I believe this is a topic where it is better to steer clear of philosophy and be concrete. The natural way to consider this problem is to simply compare mathematics to those areas where computers have already proved to be superior to humans, such as board games.
It is difficult not to notice that mathematics is not a game. Theoretically, the task of proving (say) a conjecture can be formalized, and made into a sort of combinatorial problem. However, this is not how we humans do mathematics, and it is not how computers would do if they are supposed to have a chance at a problem like Poincare conjecture.

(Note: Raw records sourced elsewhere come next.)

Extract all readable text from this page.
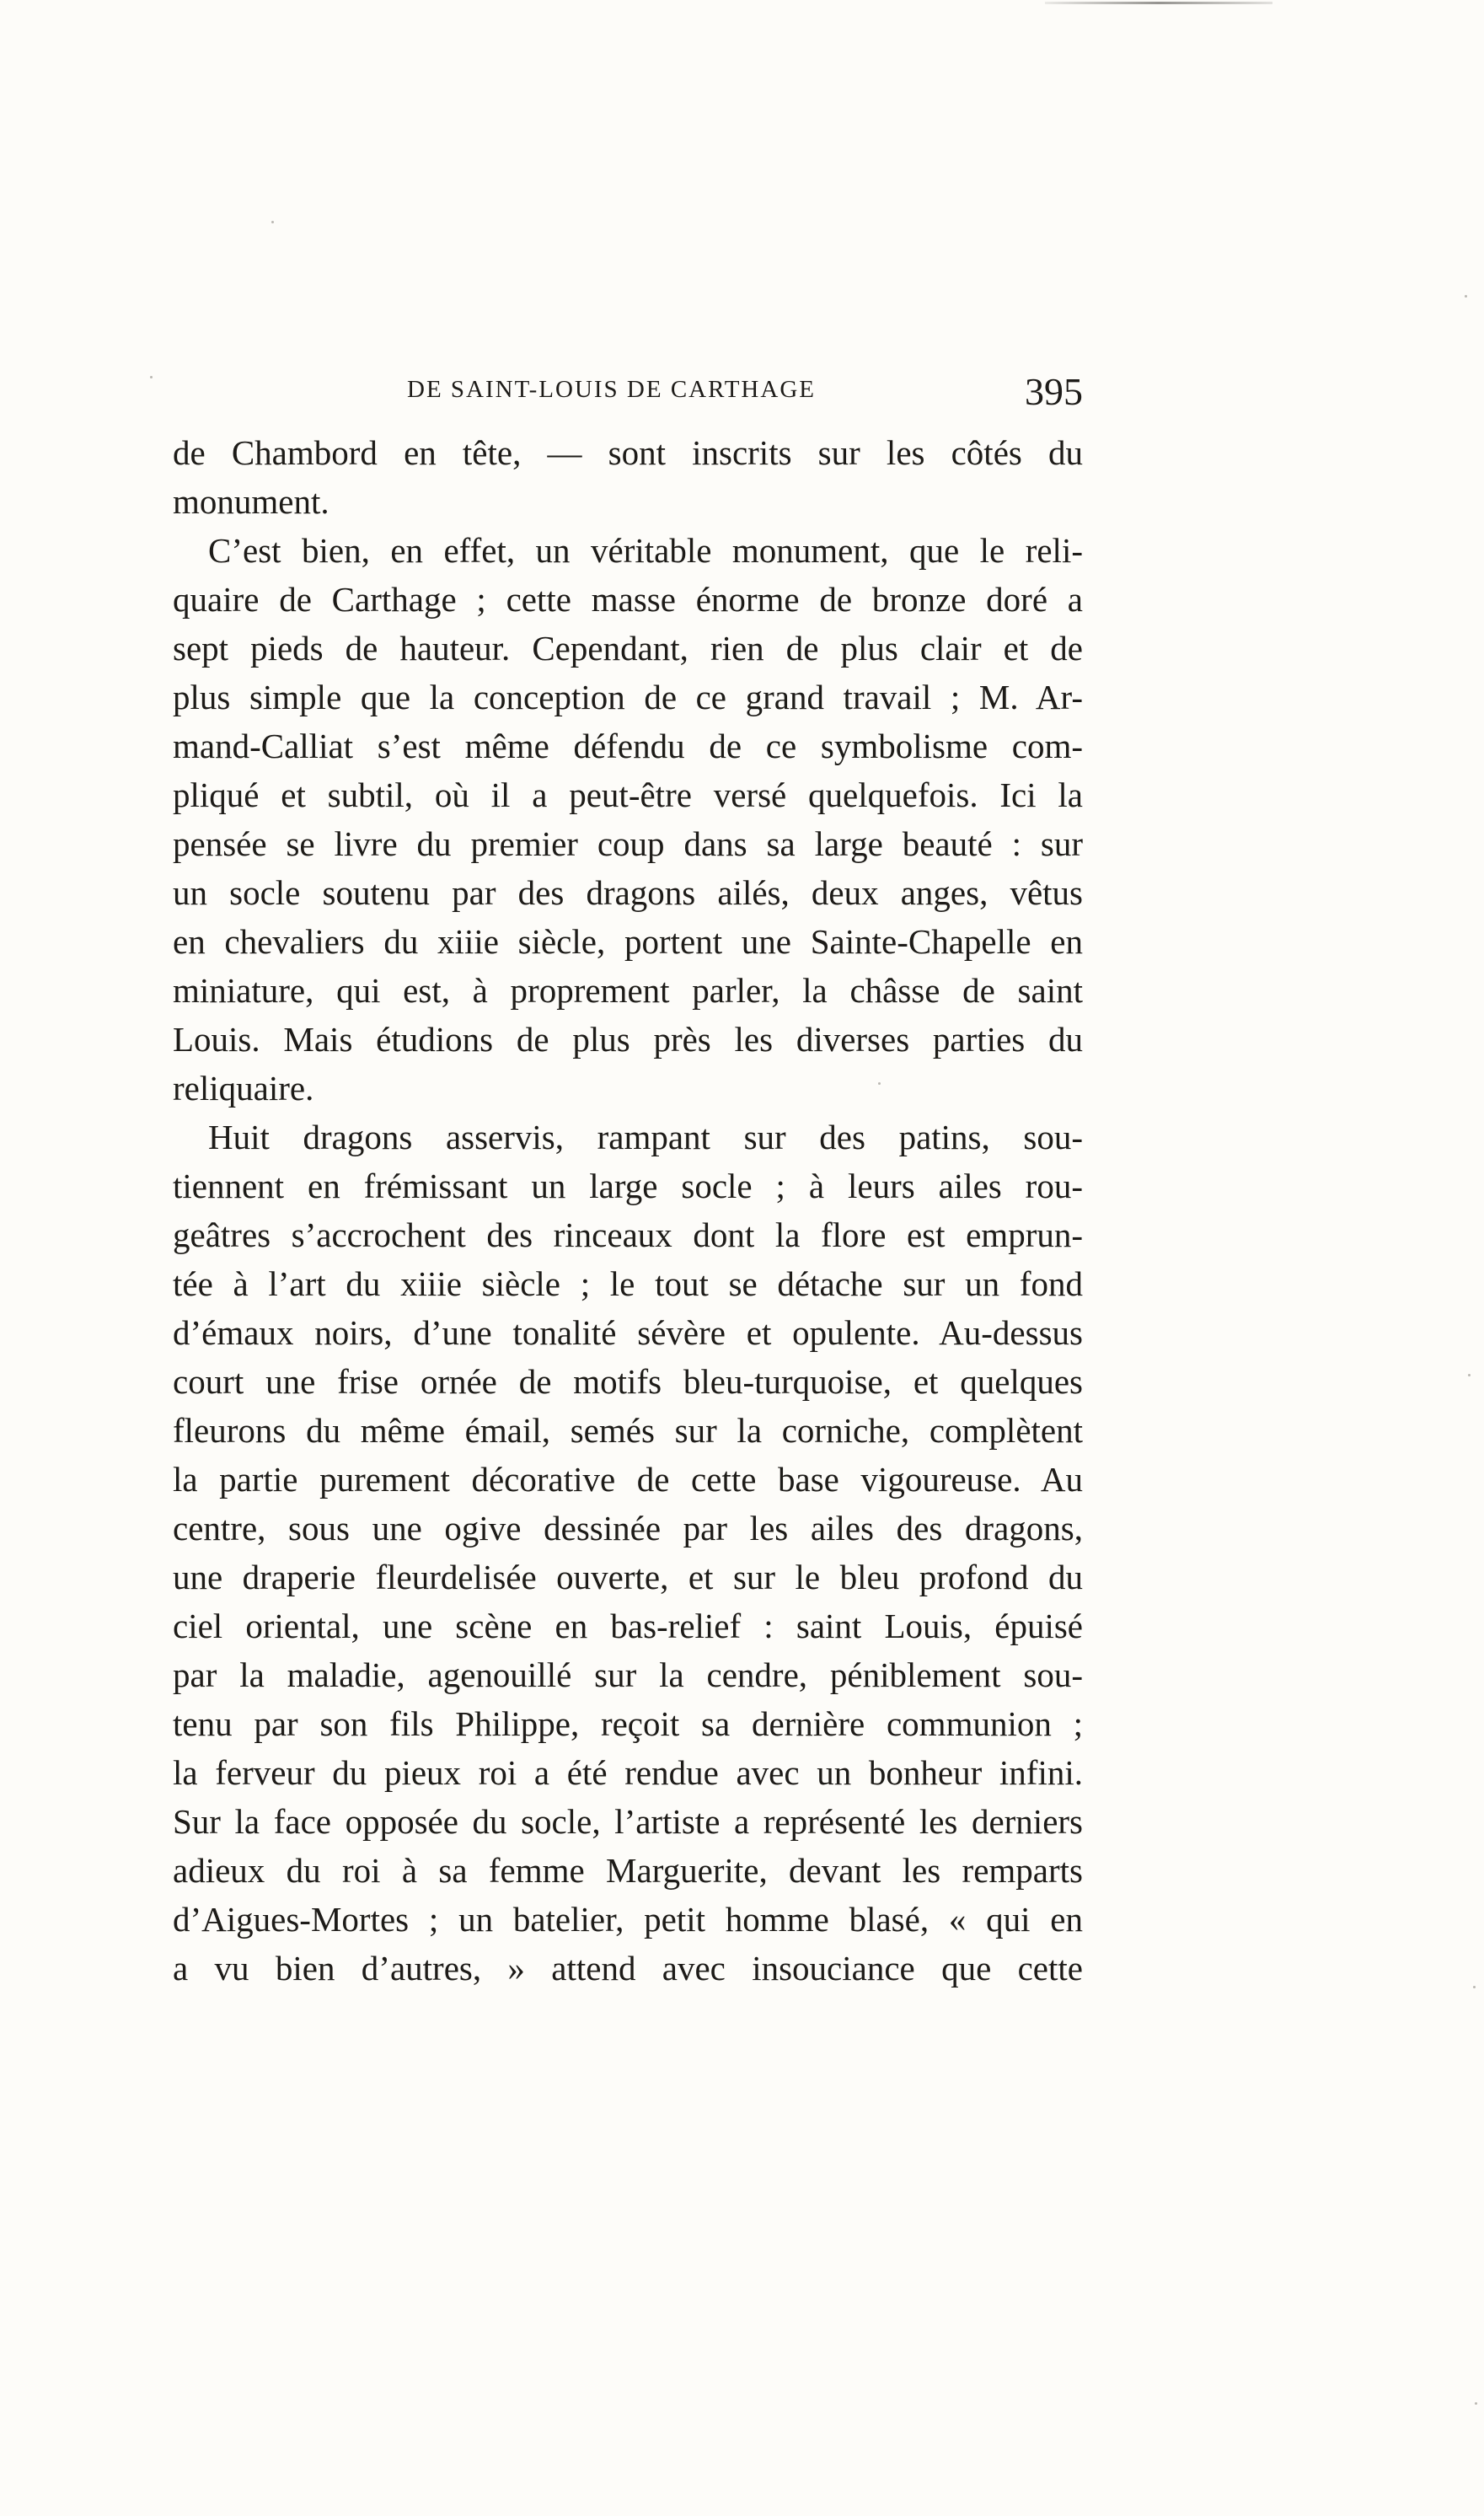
DE SAINT-LOUIS DE CARTHAGE	395
de Chambord en tête, — sont inscrits sur les côtés du
monument.
C’est bien, en effet, un véritable monument, que le reli-
quaire de Carthage ; cette masse énorme de bronze doré a
sept pieds de hauteur. Cependant, rien de plus clair et de
plus simple que la conception de ce grand travail ; M. Ar-
mand-Calliat s’est même défendu de ce symbolisme com-
pliqué et subtil, où il a peut-être versé quelquefois. Ici la
pensée se livre du premier coup dans sa large beauté : sur
un socle soutenu par des dragons ailés, deux anges, vêtus
en chevaliers du xiiie siècle, portent une Sainte-Chapelle en
miniature, qui est, à proprement parler, la châsse de saint
Louis. Mais étudions de plus près les diverses parties du
reliquaire.
Huit dragons asservis, rampant sur des patins, sou-
tiennent en frémissant un large socle ; à leurs ailes rou-
geâtres s’accrochent des rinceaux dont la flore est emprun-
tée à l’art du xiiie siècle ; le tout se détache sur un fond
d’émaux noirs, d’une tonalité sévère et opulente. Au-dessus
court une frise ornée de motifs bleu-turquoise, et quelques
fleurons du même émail, semés sur la corniche, complètent
la partie purement décorative de cette base vigoureuse. Au
centre, sous une ogive dessinée par les ailes des dragons,
une draperie fleurdelisée ouverte, et sur le bleu profond du
ciel oriental, une scène en bas-relief : saint Louis, épuisé
par la maladie, agenouillé sur la cendre, péniblement sou-
tenu par son fils Philippe, reçoit sa dernière communion ;
la ferveur du pieux roi a été rendue avec un bonheur infini.
Sur la face opposée du socle, l’artiste a représenté les derniers
adieux du roi à sa femme Marguerite, devant les remparts
d’Aigues-Mortes ; un batelier, petit homme blasé, « qui en
a vu bien d’autres, » attend avec insouciance que cette
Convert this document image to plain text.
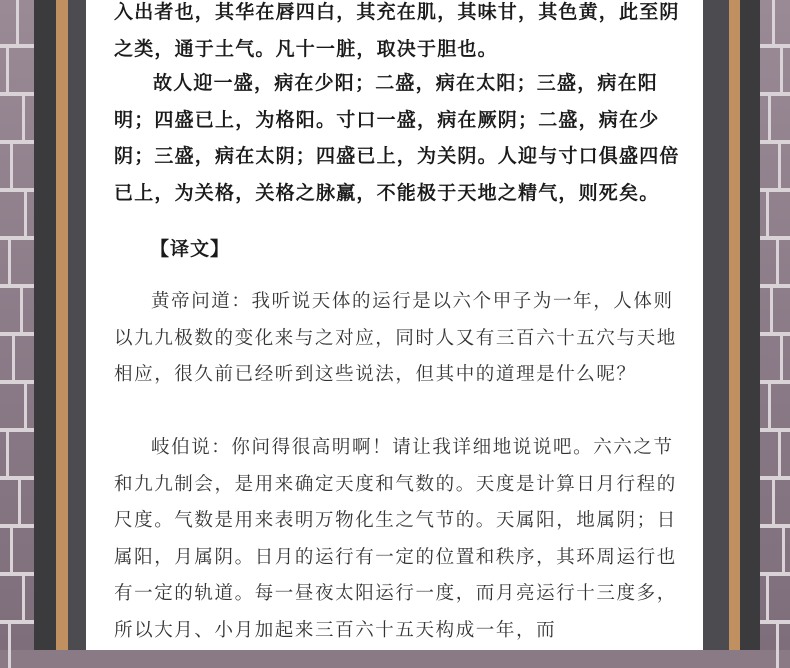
入出者也，其华在唇四白，其充在肌，其味甘，其色黄，此至阴之类，通于土气。凡十一脏，取决于胆也。

故人迎一盛，病在少阳；二盛，病在太阳；三盛，病在阳明；四盛已上，为格阳。寸口一盛，病在厥阴；二盛，病在少阴；三盛，病在太阴；四盛已上，为关阴。人迎与寸口俱盛四倍已上，为关格，关格之脉羸，不能极于天地之精气，则死矣。

【译文】
黄帝问道：我听说天体的运行是以六个甲子为一年，人体则以九九极数的变化来与之对应，同时人又有三百六十五穴与天地相应，很久前已经听到这些说法，但其中的道理是什么呢？
岐伯说：你问得很高明啊！请让我详细地说说吧。六六之节和九九制会，是用来确定天度和气数的。天度是计算日月行程的尺度。气数是用来表明万物化生之气节的。天属阳，地属阴；日属阳，月属阴。日月的运行有一定的位置和秩序，其环周运行也有一定的轨道。每一昼夜太阳运行一度，而月亮运行十三度多，所以大月、小月加起来三百六十五天构成一年，而
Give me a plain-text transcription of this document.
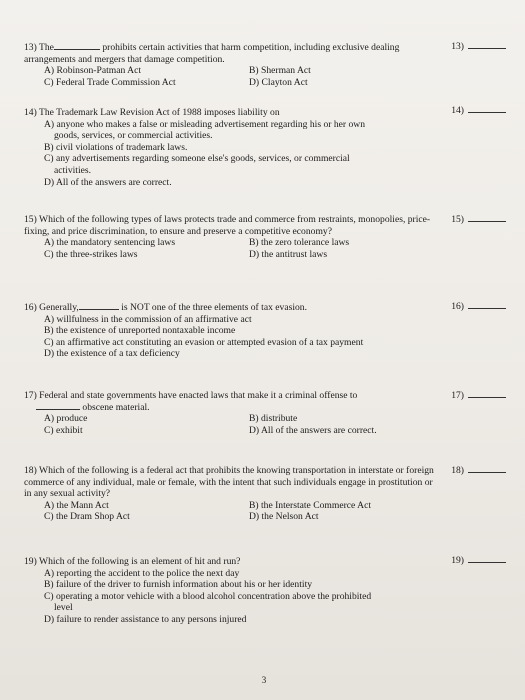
13) The	prohibits certain activities that harm competition, including exclusive dealing arrangements and mergers that damage competition.
A) Robinson-Patman Act	B) Sherman Act
C) Federal Trade Commission Act	D) Clayton Act
13)
14) The Trademark Law Revision Act of 1988 imposes liability on
A) anyone who makes a false or misleading advertisement regarding his or her own
goods, services, or commercial activities.
B) civil violations of trademark laws.
C) any advertisements regarding someone else's goods, services, or commercial
activities.
D) All of the answers are correct.
14)
15) Which of the following types of laws protects trade and commerce from restraints, monopolies, price-fixing, and price discrimination, to ensure and preserve a competitive economy?
A) the mandatory sentencing laws	B) the zero tolerance laws
C) the three-strikes laws	D) the antitrust laws
15)
16) Generally,	is NOT one of the three elements of tax evasion.
A) willfulness in the commission of an affirmative act
B) the existence of unreported nontaxable income
C) an affirmative act constituting an evasion or attempted evasion of a tax payment
D) the existence of a tax deficiency
16)
17) Federal and state governments have enacted laws that make it a criminal offense to
obscene material.
A) produce	B) distribute
C) exhibit	D) All of the answers are correct.
17)
18) Which of the following is a federal act that prohibits the knowing transportation in interstate or foreign commerce of any individual, male or female, with the intent that such individuals engage in prostitution or in any sexual activity?
A) the Mann Act	B) the Interstate Commerce Act
C) the Dram Shop Act	D) the Nelson Act
18)
19) Which of the following is an element of hit and run?
A) reporting the accident to the police the next day
B) failure of the driver to furnish information about his or her identity
C) operating a motor vehicle with a blood alcohol concentration above the prohibited
level
D) failure to render assistance to any persons injured
19)
3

The thing is, once you are above the purely formal level, the task of proving a conjecture (or, say, finding a new formula) becomes extremely complicated already as a task. You can learn the rules of chess in ten minutes, and after this you will be able to play, even against a grandmaster. (You won't be able to win, but this is a different story.) In comparison, people learn for decades just to be able to read published papers. The ``rules of the game'' are many orders of magnitude more complex.
It may be possible to teach a sufficiently advanced computer these ``rules'', but this is not a piece of cake. The first step is formalization of all mathematics. (Maybe not necessarily formalization is the usual sense, but one way or the other we have to teach a computer how to read modern mathematical literature.) This is already a formidable task, which won't be accomplished any time soon. But at least, it seems withing reach.
After this, a computer will be in a position of a beginner who has just learned the rules. (By the way, the same may be said about a human graduate student.)
The second, and still more difficult task, will be to upgrade someone who can play to someone who can win. Probably not impossible, but much more difficult then with Go (for plenty of reasons).
The point is, actual ``computer mathematicians'' is a matter of such a distant future that it does not make much sense to talk about it now. When (or if) such a time will come, everything will be different.
To answer the question itself, there are no fundamental reasons why a machine couldn't reach a level comparable to humans, when it comes to mathematics. But there are reasons why this is extremely difficult to achieve in reality. In particular, modern AI technologies, regardless of their success in many other areas, would likely be useless.